The missiles we’d fired at their ships at first contact still hung there in the upper atmosphere, barely moving in some sort of time-retardant field. The bullets and shells that had been fired at them from the ground troops did the same. So we stopped. We didn’t know if our stilled ordnance would go off when the visitors left. Our noisy impotence in the face of their silent superiority became embarrassing.
They scanned everything. They took no interest in us except to regard those that came close to them with a whirring chirp of blindingly quick quadrary math. Scientists and mathematicians figured out their language but the numbers still didn’t make sense.
Small ones for flowers but long ones for gardens, small ones for trees and massive ones for forests. Medium ones for buildings but huge ones for cities. London’s number was bigger than Vancouver. Damascus had a larger number that Paris. Water seemed to make the math go recursive and eat itself.
A temporal theoretician named Davis figured it out after some terminally ill humans approached the aliens in search of a divine cure. They were measured and forgotten by the aliens and left disappointed to succumb to their diseases. Those measurement numbers took on meaning after their deaths.
We don’t know how long they’ll be here but the aliens appear to know how long each of us will live.
People seek them out now. It’s a dare to get yourself measured. New parents bring their children, newlyweds find out how long they’ll have together, and one presidential candidate famously got measured at a press conference but the result was scandalously disappointing.

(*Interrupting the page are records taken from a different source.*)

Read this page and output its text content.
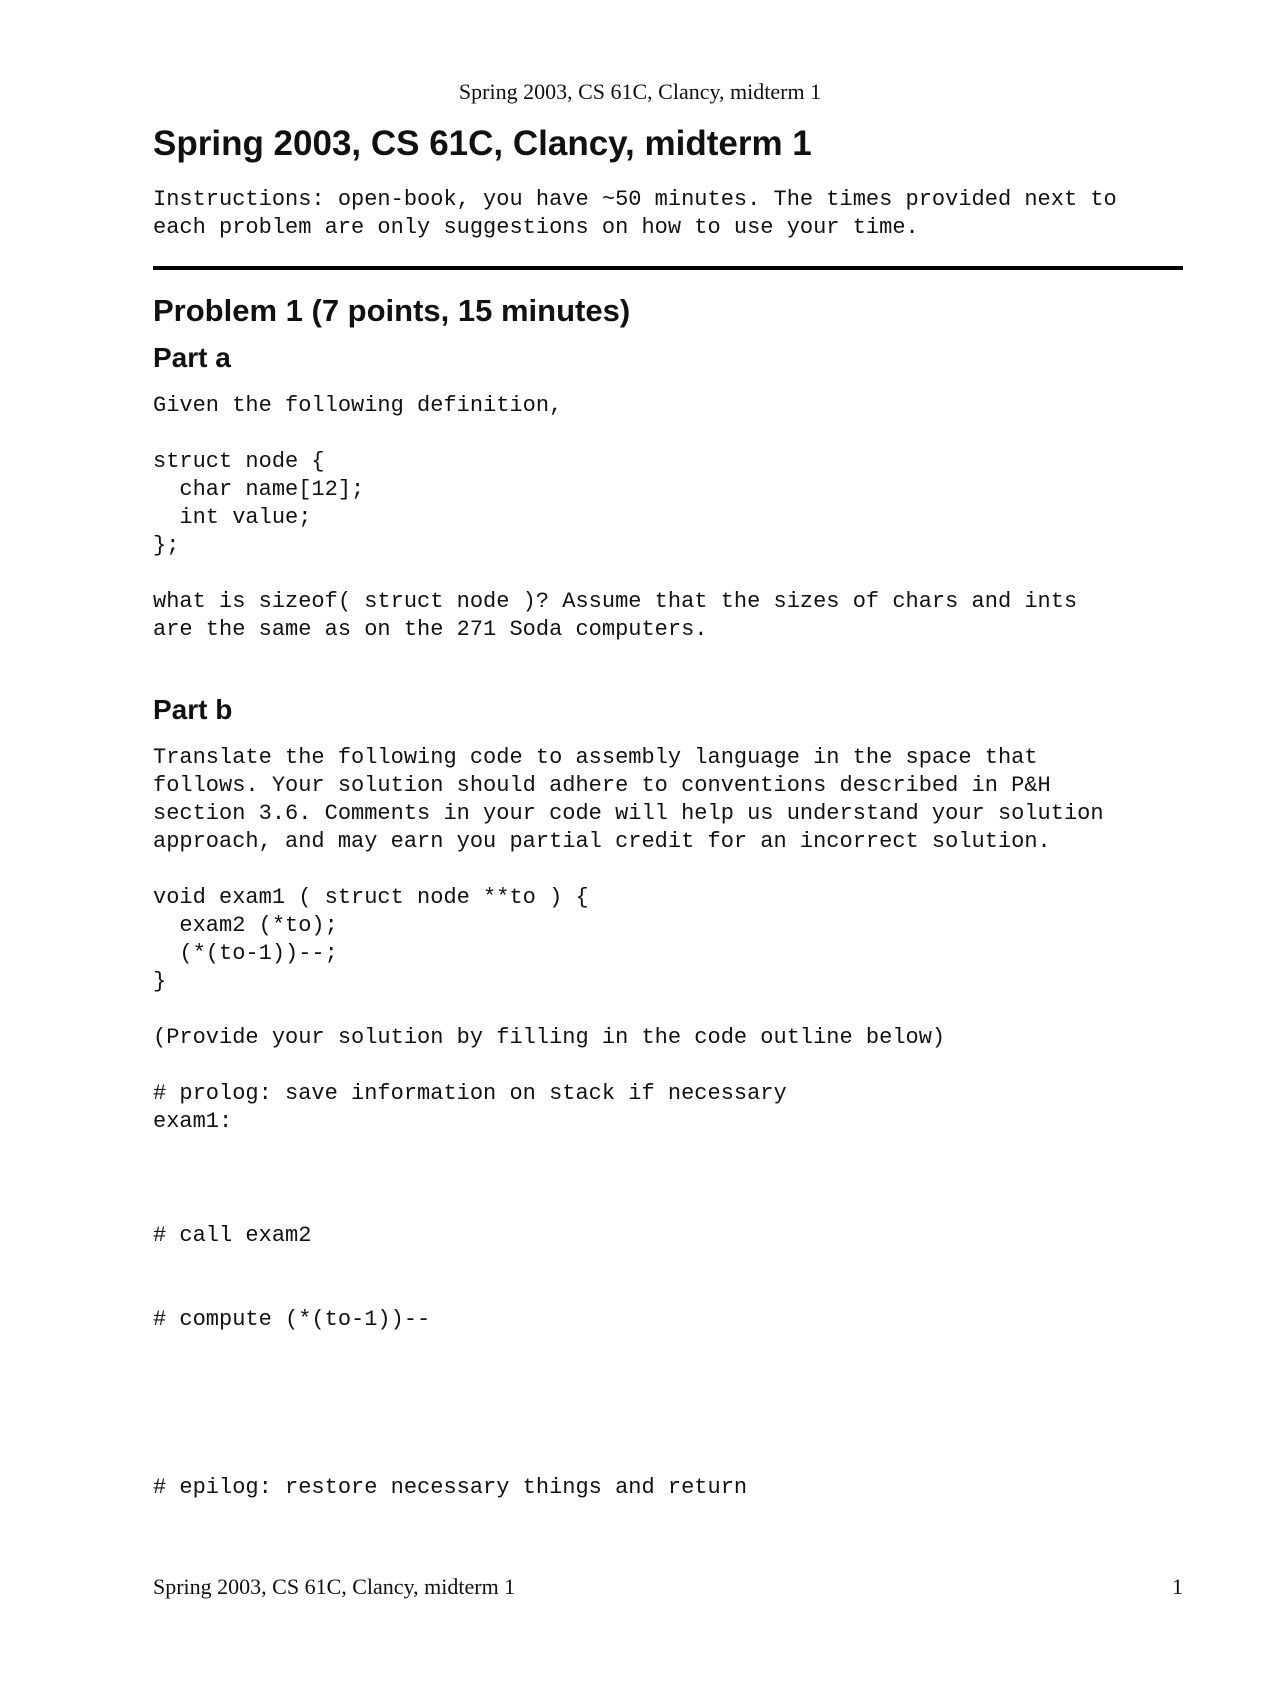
Spring 2003, CS 61C, Clancy, midterm 1
Spring 2003, CS 61C, Clancy, midterm 1

Instructions: open-book, you have ~50 minutes. The times provided next to
each problem are only suggestions on how to use your time.

Problem 1 (7 points, 15 minutes)
Part a

Given the following definition,

struct node {
char name[12];
int value;
};

what is sizeof( struct node )? Assume that the sizes of chars and ints
are the same as on the 271 Soda computers.

Part b

Translate the following code to assembly language in the space that
follows. Your solution should adhere to conventions described in P&H
section 3.6. Comments in your code will help us understand your solution
approach, and may earn you partial credit for an incorrect solution.

void exam1 ( struct node **to ) {
exam2 (*to);
(*(to-1))--;
}

(Provide your solution by filling in the code outline below)

# prolog: save information on stack if necessary
exam1:
# call exam2
# compute (*(to-1))--
# epilog: restore necessary things and return
Spring 2003, CS 61C, Clancy, midterm 1	1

The aliens seemed to have a sense of time like we have a sense of smell. Common opinion is that the passage of time whorls around them and that they are more sensitive to it. That they smell time in chains and whips, in spills and gusts, in pours and dams. When we speak to them, they seem to only measure our word lengths and move on. Perhaps they’re entropy police cataloguing the known universe. We don’t know if they’re sentient or automated.
We are not intelligent life to them. They speak in measurements and nothing else. How they invented space travel is a mystery to us.
All I know is that I was measured yesterday and I have another forty-three years to live. I plan to make them count.